Lynas – which produces a-tenth of the world’s supply of rare earth crucial to manufacturing high technology products like smartphones and flatscreen TVs – has launched a strenuous defence of its operations ahead of its appeal against the licence conditions on April 28.

Opposition lawmakers from the Perikatan Nasional (PN) coalition have also sought to make the case for the facility in Pahang, saying it can be a source of technology transfer so that Malaysia can be a player in the crucial industry for cutting-edge applications.

“Rare earth is an issue that goes beyond science but also geopolitics and our economy,” Parti Pribumi Bersatu Malaysia youth chief Wan Ahmad Fayhsal Wan Kamal said in Parliament last month.

“If we persist with these conditions, then we might as well shut the plant.”

Lynas has issued a raft of rebuttals since February, disputing claims that its operations are environmentally unsafe and a health hazard.

It also organised a gathering of its employees on Feb 23 in an appeal to Prime Minister Anwar Ibrahim to intervene in the licence decision which “has put the livelihoods of thousands of people at risk”. 

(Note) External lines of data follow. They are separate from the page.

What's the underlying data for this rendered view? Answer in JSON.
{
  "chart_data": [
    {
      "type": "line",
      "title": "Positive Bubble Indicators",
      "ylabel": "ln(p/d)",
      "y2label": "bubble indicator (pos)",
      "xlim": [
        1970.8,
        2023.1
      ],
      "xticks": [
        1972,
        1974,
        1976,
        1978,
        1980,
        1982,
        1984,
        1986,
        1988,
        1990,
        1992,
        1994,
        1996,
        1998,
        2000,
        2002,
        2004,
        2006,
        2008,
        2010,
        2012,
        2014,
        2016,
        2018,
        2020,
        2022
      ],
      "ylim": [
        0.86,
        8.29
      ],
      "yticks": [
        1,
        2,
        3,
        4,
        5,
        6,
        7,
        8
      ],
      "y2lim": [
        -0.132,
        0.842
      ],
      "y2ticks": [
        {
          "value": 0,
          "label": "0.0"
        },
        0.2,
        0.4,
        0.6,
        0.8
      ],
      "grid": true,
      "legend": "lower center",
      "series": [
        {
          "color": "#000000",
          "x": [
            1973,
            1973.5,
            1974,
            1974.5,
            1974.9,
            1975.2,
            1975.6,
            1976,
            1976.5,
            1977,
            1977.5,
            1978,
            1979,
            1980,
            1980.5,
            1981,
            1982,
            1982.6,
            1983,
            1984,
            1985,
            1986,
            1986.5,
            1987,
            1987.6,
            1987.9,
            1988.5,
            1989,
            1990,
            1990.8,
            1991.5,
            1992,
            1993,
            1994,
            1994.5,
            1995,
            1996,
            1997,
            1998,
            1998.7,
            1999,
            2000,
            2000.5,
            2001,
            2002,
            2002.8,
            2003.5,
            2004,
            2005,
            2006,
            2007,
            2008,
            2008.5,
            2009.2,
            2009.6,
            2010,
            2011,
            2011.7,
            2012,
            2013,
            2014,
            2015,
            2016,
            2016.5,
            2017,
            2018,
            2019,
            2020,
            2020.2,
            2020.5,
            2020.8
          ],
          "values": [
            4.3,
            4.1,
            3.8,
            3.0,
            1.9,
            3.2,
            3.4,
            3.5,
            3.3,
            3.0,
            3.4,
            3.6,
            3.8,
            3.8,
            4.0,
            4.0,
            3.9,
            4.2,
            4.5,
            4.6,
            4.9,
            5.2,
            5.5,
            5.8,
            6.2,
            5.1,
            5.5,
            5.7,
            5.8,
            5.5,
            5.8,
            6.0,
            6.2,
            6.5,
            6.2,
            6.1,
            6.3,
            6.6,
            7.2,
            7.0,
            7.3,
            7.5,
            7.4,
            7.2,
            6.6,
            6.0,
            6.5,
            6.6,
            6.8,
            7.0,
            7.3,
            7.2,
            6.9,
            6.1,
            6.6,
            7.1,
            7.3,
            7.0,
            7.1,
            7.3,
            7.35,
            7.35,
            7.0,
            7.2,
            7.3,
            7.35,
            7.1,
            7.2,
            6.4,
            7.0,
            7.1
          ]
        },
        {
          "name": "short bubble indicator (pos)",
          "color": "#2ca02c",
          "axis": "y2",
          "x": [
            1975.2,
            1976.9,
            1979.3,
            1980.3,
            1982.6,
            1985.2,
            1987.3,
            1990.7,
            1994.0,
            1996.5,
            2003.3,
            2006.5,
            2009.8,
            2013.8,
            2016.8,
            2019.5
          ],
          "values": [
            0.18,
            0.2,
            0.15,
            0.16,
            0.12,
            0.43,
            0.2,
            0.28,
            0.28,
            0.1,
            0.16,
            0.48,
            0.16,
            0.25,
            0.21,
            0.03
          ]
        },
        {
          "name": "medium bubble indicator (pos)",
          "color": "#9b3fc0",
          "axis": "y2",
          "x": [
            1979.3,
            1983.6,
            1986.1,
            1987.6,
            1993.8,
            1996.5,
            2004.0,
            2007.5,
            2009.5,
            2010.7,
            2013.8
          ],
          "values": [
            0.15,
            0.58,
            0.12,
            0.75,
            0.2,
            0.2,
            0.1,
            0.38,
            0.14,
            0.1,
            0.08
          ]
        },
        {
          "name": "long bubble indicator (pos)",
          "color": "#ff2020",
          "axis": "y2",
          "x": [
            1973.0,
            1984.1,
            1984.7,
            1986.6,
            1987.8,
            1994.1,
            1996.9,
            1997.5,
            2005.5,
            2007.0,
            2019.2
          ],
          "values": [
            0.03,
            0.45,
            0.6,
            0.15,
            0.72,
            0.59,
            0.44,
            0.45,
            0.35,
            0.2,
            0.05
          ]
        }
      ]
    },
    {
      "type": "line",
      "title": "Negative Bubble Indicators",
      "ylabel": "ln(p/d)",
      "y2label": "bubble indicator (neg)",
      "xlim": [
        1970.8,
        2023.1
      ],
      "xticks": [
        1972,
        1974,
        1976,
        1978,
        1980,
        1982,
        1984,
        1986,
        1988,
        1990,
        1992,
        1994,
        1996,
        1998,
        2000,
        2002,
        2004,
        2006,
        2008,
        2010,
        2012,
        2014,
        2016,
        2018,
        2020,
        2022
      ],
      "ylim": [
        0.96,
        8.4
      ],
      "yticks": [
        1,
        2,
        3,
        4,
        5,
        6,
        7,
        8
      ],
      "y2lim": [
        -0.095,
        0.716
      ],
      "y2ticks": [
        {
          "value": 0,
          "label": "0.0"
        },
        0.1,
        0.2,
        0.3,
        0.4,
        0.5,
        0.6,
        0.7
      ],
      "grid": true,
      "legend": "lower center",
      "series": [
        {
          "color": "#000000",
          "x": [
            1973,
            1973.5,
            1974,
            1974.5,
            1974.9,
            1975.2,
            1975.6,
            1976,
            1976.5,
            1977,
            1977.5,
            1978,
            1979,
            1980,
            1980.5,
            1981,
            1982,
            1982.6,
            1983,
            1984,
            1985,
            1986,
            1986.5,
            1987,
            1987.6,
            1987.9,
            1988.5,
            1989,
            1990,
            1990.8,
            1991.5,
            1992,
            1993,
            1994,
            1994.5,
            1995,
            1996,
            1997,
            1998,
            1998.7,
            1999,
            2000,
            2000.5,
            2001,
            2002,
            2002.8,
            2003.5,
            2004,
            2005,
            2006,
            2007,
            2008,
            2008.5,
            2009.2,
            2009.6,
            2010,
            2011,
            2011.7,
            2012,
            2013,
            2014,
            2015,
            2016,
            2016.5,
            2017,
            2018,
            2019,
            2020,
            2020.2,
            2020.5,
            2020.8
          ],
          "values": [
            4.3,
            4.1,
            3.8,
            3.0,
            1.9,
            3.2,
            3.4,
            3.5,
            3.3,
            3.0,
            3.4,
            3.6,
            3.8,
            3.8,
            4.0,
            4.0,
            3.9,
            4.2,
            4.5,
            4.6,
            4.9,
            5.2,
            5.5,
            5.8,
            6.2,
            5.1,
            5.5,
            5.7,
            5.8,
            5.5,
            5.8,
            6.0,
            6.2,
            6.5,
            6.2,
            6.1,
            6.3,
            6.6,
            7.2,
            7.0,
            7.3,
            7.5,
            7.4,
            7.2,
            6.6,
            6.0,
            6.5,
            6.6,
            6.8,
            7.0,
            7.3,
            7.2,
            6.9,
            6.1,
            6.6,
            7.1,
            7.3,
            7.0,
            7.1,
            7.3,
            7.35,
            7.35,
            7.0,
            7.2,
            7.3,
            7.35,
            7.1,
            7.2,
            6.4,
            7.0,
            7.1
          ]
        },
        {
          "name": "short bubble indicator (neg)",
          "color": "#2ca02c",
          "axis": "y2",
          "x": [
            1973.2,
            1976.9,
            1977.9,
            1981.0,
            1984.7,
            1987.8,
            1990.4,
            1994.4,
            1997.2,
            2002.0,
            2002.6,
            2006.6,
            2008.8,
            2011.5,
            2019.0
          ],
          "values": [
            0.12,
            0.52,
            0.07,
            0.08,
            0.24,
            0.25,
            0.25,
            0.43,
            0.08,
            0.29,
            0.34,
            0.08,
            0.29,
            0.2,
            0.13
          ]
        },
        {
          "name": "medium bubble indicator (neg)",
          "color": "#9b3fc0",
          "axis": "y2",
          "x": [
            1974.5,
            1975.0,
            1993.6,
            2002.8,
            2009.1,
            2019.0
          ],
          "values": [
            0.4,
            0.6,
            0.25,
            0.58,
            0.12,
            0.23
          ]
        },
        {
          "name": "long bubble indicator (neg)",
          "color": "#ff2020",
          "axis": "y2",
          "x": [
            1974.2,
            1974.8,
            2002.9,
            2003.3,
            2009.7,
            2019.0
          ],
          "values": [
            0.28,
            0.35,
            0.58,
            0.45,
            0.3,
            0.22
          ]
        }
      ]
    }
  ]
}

The Straits Times has learnt that local PN politicians in Pahang as well as industry and diplomatic officials have lobbied Science, Technology and Innovation Minister Chang Lih Kang to at least defer the July 1 deadline to later this year, so that Lynas can complete building an alternate cracking and leaching refinery in Australia.

A potential closure of the S$1 billion facility would not just be a huge blow to Lynas – which has yet to fire up other production plants – but will also impact the

geopolitically sensitive

supply of rare earths crucial to make products such as mobile phones, rechargeable batteries and military assets. China controls four-fifths of the world’s rare earth production.

“The request is for six months as the Australian plant won’t be completed in time,” a source told ST on the confidential negotiations ahead of the April 28 hearing to be chaired by the minister.

Mr Chang, vice-president of Datuk Seri Anwar’s Parti Keadilan Rakyat (PKR), had declined to comment on the Lynas issue in an interview with ST last month, stating that he did not want to prejudice the appeal which he has sole discretion to decide on.

“Now it’s at the appeal stage, it’s better not for me to say anything. The decision will be final. Somewhere in early or mid-May,” he said.

The issue is politically-sensitive as PH had, in the run-up to the 2018 general election which it won, promised to reverse the then Barisan Nasional (BN) regime’s decision to greenlight Lynas’ operations.

The Umno-led BN is now a key ally in PH chief Anwar’s so-called “unity government” after last year’s election resulted in Malaysia’s first ever hung Parliament.

Lynas had faced stiff public resistance when it first made plans to set up in Malaysia over a decade ago, sparking fears that there would be a repeat of toxic radiation that previous rare earth projects had caused in Malaysia.

However, after PH took power in 2018, it allowed Lynas to continue operations on progressively more lenient terms.

This raised public ire and contributed to growing tensions within the PH coalition. The PH government eventually

collapsed in March 2020,

after dozens of MPs from Bersatu and PKR defected.

Just days before PH was ousted, it was announced that the government had given Lynas a three-year permit to operate on the condition that cracking and leaching would be moved out of Malaysia,

and a waste disposal site developed within a year.

There is no record of Lynas mounting an appeal against these conditions imposed in 2020.

ST understands that the permanent disposal facility – being built by a company controlled by Pahang Regent Hassanal Abdullah, the son of Malaysia’s current King Abdullah Ahmad Shah – is more than 30 per cent complete.